La Passion de Jésus Christ ! Il ne s’agit pas d’un reportage ni d’une chronique judiciaire mais de la dernière étape d’un amour inconditionnel. Dès les débuts, Jésus vivait en tension vers «son heure», là où il donnerait toute sa mesure. Il a fallu l’extrême de cette condamnation à mort pour que se découvre le sens ultime d’une vie donnée sans condition à ceux qui n’en ont pas voulu.

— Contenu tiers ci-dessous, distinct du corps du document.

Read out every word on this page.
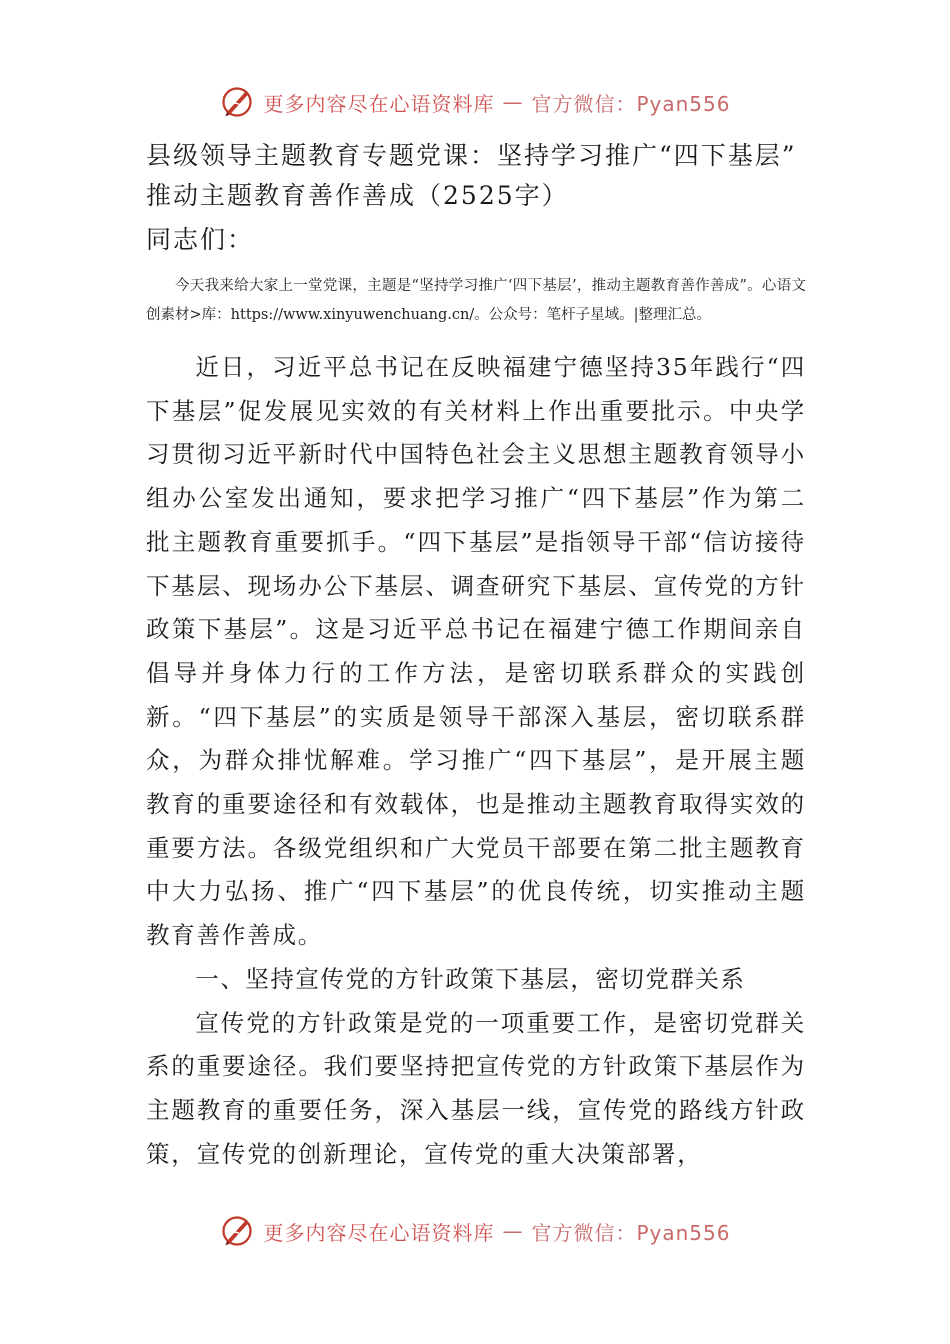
更多内容尽在心语资料库 — 官方微信：Pyan556
县级领导主题教育专题党课：坚持学习推广“四下基层”
推动主题教育善作善成（2525字）

同志们：

今天我来给大家上一堂党课，主题是“坚持学习推广‘四下基层’，推动主题教育善作善成”。心语文创素材>库：https://www.xinyuwenchuang.cn/。公众号：笔杆子星域。|整理汇总。

近日，习近平总书记在反映福建宁德坚持35年践行“四下基层”促发展见实效的有关材料上作出重要批示。中央学习贯彻习近平新时代中国特色社会主义思想主题教育领导小组办公室发出通知，要求把学习推广“四下基层”作为第二批主题教育重要抓手。“四下基层”是指领导干部“信访接待下基层、现场办公下基层、调查研究下基层、宣传党的方针政策下基层”。这是习近平总书记在福建宁德工作期间亲自倡导并身体力行的工作方法，是密切联系群众的实践创新。“四下基层”的实质是领导干部深入基层，密切联系群众，为群众排忧解难。学习推广“四下基层”，是开展主题教育的重要途径和有效载体，也是推动主题教育取得实效的重要方法。各级党组织和广大党员干部要在第二批主题教育中大力弘扬、推广“四下基层”的优良传统，切实推动主题教育善作善成。

一、坚持宣传党的方针政策下基层，密切党群关系

宣传党的方针政策是党的一项重要工作，是密切党群关系的重要途径。我们要坚持把宣传党的方针政策下基层作为主题教育的重要任务，深入基层一线，宣传党的路线方针政策，宣传党的创新理论，宣传党的重大决策部署，

更多内容尽在心语资料库 — 官方微信：Pyan556
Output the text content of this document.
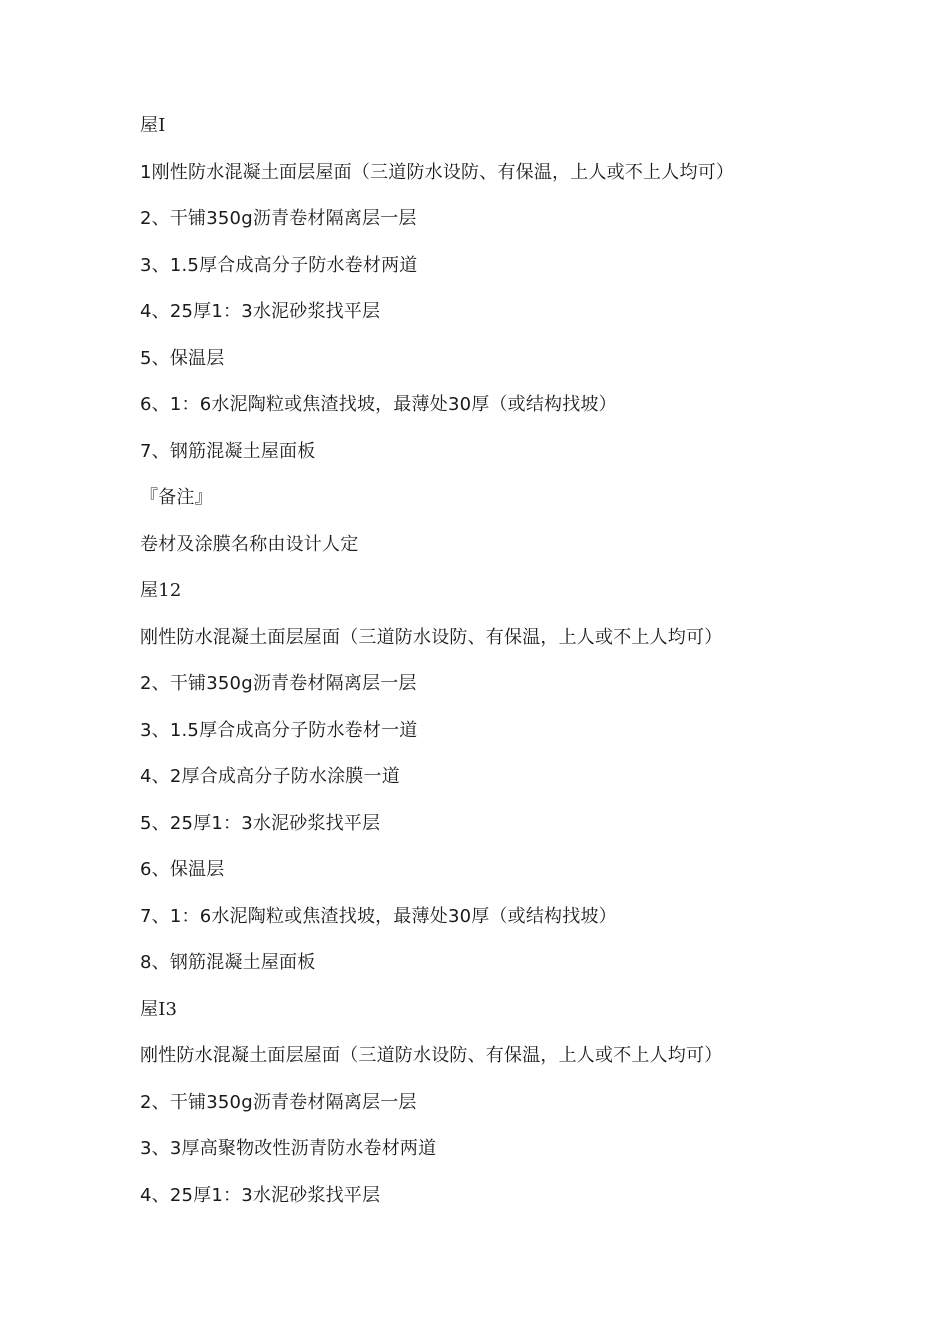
屋I
1刚性防水混凝土面层屋面（三道防水设防、有保温，上人或不上人均可）
2、干铺350g沥青卷材隔离层一层
3、1.5厚合成高分子防水卷材两道
4、25厚1：3水泥砂浆找平层
5、保温层
6、1：6水泥陶粒或焦渣找坡，最薄处30厚（或结构找坡）
7、钢筋混凝土屋面板
『备注』
卷材及涂膜名称由设计人定
屋12
刚性防水混凝土面层屋面（三道防水设防、有保温，上人或不上人均可）
2、干铺350g沥青卷材隔离层一层
3、1.5厚合成高分子防水卷材一道
4、2厚合成高分子防水涂膜一道
5、25厚1：3水泥砂浆找平层
6、保温层
7、1：6水泥陶粒或焦渣找坡，最薄处30厚（或结构找坡）
8、钢筋混凝土屋面板
屋I3
刚性防水混凝土面层屋面（三道防水设防、有保温，上人或不上人均可）
2、干铺350g沥青卷材隔离层一层
3、3厚高聚物改性沥青防水卷材两道
4、25厚1：3水泥砂浆找平层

Sortir de soi, se quitter pour aimer les autres, même s’ils finissent par vous assassiner! Jésus ouvre un chemin; il va devant. Ceux et celles qui veulent le suivent doivent, comme lui, prendre la croix d’un amour sans retour. Le Christ ne leur demande pas de cultiver la souffrance, ni de s’autoflageller ou d’expier un problématique péché des origines. Pas de masochisme, mais une marche sans cesse recommencée pour se quitter soi-même, s’affranchir de son ego, pour aimer jusqu’à l’extrême, au prix même d’un refus qui entraine la mort.
Jésus avance résolument vers sa Passion. S’il affirme clairement ses choix au cours de procès truqués, il ne va pas au-devant de son destin avec des chants de victoire. La nuit obscure de Gethsémani est une agonie, un combat qui le met à terre. Seul, écrasé, privé de l’appui des amis qui dorment, trahi par un proche, sous un ciel imperméable, l’amour et le repli se disputent son cœur. Oscillant entre la mort et la fuite, son cœur, sa volonté, toute sa sensibilité se révoltent, mais c’est l’amour qui finit par l’emporter: «Que cette coupe passe loin de moi ! Cependant, non pas comme moi, je veux, mais comme toi, tu veux.»
Avant de partir vers Gethsémani, Jésus a offert à ses disciples le pain et le vin comme un viatique pour la route qui les attend. C’est le souvenir qu’ils garderont de cette dernière étape d’un chemin sans retour qui allait le conduire au don total de soi. Au long des âges, sa célébration fortifiera le cœur et ranimera les énergies. Que les disciples s’en souviennent et n’en fassent pas une simple gourmandise spirituelle.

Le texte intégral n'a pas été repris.